Loss of the System Alters Cell Shape
The true operate of this technique turned clear when it was faraway from residing cells.
“Cells lacking the system lost their normal rectangular-like cell shape and instead became round and swollen,” Springstein explains.
These sorts of modifications are sometimes seen when genes chargeable for sustaining cell shape are disrupted in different bacteria. This strongly means that the system’s predominant position is to management cell construction quite than handle DNA distribution.
Given its new operate and placement within the cell, the researchers renamed the system “CorMR.”
How Evolution Repurposed an Ancient System
Multicellular cyanobacteria advanced progressively from single-celled ancestors, gaining complexity over time. Bioinformatic evaluation by collaborator Daniela Megrian from the Institut Pasteur in Montevideo, Uruguay, helped make clear how the CorMR system got here to be.
The transformation didn’t occur unexpectedly.
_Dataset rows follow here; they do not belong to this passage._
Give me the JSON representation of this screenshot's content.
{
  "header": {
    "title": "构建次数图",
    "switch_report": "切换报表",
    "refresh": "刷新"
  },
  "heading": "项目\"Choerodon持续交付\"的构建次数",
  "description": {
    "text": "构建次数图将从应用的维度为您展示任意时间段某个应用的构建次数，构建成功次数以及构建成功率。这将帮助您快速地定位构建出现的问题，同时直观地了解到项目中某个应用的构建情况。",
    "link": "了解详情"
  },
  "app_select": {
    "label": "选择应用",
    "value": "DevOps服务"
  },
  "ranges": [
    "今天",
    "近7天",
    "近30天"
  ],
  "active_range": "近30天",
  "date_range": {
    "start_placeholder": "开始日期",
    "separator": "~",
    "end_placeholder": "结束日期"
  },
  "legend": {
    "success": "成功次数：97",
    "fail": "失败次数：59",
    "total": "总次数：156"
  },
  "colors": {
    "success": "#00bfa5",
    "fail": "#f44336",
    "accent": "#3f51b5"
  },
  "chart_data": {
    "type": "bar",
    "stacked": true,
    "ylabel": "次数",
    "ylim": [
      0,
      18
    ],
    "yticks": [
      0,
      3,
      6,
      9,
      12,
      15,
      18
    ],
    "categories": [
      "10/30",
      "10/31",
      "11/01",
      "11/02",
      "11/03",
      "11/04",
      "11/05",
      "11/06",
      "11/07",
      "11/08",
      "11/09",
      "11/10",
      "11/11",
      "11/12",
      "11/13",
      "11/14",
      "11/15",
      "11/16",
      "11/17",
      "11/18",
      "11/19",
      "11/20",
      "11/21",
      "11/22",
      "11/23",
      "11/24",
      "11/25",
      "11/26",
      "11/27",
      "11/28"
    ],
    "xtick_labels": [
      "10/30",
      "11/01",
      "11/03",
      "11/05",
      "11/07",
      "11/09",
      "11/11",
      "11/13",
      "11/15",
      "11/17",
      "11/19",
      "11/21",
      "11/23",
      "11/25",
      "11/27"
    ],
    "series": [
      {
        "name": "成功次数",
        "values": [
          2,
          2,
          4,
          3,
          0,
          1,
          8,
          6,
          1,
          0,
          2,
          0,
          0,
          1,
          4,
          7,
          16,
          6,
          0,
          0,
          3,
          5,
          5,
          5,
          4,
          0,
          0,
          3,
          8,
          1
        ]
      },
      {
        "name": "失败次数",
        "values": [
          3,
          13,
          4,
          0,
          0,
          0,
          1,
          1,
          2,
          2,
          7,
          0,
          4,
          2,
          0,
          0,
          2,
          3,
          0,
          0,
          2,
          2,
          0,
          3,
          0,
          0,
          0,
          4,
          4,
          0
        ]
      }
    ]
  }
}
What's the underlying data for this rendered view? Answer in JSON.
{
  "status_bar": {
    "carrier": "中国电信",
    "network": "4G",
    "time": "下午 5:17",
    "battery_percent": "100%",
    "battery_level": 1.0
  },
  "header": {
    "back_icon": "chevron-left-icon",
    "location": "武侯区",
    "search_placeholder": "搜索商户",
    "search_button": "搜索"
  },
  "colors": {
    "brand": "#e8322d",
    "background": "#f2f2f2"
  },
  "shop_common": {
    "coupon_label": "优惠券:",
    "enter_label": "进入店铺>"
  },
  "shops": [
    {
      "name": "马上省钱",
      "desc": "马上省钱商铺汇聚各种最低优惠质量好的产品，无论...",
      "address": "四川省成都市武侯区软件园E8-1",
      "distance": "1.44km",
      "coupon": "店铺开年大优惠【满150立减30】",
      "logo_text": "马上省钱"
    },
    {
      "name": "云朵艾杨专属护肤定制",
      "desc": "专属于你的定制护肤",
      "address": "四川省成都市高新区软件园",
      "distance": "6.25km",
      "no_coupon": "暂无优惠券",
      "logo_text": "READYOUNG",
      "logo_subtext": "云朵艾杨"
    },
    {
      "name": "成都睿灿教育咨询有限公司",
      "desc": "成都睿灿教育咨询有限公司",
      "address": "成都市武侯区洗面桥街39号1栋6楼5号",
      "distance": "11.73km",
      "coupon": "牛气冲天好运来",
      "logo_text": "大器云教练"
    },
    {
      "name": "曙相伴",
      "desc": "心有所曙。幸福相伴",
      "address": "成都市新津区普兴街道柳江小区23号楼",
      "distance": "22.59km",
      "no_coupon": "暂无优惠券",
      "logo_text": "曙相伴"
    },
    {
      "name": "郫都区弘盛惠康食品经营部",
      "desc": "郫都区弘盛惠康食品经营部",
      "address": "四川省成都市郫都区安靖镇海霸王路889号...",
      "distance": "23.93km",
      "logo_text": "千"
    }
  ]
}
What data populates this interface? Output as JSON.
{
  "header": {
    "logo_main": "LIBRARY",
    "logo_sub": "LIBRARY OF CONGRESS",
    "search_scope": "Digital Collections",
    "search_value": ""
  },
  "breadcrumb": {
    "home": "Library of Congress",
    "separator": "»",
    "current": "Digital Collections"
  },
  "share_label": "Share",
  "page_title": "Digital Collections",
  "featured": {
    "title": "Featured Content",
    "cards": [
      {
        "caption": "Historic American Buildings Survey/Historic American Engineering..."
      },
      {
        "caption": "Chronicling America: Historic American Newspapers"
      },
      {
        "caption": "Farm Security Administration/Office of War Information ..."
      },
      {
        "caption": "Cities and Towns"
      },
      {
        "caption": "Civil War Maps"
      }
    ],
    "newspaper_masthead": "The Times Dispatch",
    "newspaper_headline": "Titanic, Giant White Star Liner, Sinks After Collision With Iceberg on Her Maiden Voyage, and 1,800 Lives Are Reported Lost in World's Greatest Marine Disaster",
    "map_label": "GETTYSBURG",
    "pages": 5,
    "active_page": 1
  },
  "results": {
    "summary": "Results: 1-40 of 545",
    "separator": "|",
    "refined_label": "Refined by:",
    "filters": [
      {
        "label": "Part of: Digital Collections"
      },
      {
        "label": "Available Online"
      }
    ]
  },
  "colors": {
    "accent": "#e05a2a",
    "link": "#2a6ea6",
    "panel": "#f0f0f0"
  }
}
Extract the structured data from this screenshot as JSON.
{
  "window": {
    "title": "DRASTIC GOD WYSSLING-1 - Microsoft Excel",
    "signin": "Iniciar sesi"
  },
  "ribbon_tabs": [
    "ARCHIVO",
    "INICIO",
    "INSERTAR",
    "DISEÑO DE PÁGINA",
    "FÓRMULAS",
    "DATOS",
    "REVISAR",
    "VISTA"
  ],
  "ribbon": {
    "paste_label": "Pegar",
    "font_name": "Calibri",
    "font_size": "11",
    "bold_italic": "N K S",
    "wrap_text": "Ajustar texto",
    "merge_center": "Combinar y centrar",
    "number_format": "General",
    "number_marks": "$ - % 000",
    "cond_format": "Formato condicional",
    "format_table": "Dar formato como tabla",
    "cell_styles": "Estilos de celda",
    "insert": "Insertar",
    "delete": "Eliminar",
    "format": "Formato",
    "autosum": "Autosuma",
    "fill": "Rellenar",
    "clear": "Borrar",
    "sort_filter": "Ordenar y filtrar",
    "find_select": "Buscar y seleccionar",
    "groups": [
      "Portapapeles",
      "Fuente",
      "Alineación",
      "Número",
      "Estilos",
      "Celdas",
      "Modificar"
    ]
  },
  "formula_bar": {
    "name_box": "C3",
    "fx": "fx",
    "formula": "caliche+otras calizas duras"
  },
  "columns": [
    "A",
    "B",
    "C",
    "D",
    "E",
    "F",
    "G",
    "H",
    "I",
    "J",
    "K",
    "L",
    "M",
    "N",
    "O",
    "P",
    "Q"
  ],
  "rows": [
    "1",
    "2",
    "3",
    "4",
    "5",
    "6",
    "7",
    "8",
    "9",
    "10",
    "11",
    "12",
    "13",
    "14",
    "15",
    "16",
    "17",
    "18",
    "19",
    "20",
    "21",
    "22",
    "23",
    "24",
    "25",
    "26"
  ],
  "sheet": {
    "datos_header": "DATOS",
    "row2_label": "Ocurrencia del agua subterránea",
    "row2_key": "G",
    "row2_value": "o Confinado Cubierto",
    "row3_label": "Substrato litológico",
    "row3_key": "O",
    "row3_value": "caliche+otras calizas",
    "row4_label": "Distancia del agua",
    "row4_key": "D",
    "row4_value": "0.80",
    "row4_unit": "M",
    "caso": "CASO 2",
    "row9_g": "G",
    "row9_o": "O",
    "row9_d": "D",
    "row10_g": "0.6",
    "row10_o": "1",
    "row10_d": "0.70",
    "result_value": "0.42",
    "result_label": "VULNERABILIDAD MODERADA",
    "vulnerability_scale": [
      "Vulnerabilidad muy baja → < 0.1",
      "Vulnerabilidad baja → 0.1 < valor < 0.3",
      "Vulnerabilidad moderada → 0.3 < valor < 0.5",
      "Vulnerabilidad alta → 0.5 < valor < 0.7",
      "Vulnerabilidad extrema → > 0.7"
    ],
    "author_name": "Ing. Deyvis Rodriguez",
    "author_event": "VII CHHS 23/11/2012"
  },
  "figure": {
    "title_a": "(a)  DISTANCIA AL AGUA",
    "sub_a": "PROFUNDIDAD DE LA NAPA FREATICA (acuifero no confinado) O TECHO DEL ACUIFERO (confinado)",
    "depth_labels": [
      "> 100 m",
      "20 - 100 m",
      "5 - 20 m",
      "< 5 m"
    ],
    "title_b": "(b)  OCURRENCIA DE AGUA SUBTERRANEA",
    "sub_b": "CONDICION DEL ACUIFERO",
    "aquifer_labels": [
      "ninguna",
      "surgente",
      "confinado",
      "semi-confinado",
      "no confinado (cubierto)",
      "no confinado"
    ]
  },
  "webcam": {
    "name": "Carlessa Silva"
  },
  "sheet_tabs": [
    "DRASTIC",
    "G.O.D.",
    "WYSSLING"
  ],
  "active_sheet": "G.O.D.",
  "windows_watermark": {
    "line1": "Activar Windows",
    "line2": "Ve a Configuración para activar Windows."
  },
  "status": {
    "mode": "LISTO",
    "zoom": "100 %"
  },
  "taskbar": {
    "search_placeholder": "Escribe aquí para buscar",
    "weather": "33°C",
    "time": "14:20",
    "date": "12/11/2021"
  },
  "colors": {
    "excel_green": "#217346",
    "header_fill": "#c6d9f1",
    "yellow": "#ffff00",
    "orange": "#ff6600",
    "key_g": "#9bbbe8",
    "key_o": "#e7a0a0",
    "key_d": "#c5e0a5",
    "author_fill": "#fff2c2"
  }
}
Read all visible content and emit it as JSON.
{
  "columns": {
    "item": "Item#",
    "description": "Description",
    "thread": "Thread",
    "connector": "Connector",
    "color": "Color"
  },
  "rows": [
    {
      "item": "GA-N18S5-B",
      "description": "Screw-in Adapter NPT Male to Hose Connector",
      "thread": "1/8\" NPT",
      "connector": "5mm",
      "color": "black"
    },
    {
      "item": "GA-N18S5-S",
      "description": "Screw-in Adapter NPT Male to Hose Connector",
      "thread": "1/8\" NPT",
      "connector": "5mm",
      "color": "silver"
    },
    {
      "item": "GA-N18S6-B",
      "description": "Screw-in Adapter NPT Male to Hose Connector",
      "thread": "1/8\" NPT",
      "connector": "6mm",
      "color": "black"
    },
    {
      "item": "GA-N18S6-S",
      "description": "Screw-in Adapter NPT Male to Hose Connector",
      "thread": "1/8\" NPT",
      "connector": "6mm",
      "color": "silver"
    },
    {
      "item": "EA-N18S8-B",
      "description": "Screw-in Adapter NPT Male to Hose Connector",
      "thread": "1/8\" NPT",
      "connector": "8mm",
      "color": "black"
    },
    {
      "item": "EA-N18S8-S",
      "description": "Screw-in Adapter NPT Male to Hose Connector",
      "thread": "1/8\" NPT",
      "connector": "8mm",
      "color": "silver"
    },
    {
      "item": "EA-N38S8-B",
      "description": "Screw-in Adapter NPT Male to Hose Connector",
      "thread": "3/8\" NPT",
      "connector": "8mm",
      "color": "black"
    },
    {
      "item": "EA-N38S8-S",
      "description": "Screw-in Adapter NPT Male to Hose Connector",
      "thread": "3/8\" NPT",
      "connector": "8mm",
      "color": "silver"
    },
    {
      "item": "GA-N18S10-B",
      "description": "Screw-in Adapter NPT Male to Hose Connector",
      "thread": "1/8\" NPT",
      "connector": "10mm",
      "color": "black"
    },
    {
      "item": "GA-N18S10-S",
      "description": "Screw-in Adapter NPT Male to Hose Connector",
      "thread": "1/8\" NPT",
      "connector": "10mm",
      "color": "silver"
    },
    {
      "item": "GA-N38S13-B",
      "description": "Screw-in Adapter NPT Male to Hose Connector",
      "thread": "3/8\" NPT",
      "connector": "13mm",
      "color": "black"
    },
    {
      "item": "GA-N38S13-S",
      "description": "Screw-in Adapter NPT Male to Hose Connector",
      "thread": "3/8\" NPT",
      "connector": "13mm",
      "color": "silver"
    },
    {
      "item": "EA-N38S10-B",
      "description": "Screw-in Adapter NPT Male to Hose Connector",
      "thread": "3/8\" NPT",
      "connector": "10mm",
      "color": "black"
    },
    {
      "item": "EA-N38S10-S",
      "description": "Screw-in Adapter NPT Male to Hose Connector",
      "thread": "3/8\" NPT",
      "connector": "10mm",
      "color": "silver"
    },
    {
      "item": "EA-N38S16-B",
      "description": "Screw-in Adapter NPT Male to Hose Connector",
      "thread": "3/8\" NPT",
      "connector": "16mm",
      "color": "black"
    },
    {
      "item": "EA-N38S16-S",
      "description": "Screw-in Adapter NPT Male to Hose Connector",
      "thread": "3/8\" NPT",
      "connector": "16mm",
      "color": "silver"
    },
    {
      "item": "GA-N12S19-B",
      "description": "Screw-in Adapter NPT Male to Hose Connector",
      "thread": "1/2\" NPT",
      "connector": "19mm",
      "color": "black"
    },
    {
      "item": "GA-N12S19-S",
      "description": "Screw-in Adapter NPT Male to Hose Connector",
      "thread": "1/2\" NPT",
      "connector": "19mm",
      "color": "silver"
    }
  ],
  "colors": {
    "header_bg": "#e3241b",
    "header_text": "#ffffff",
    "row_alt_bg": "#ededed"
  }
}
Instead, it doubtless occurred by a sequence of modifications. First, the system shifted from a plasmid to the chromosome. Next, its elements modified in measurement and construction. Then, it developed the flexibility to bind to cell membranes. Finally, it got here underneath the management of an extra protein system.
Together, these steps transformed an historic DNA segregation mechanism right into a system that shapes the cell itself, providing a placing instance of how evolution can provide previous organic instruments solely new functions.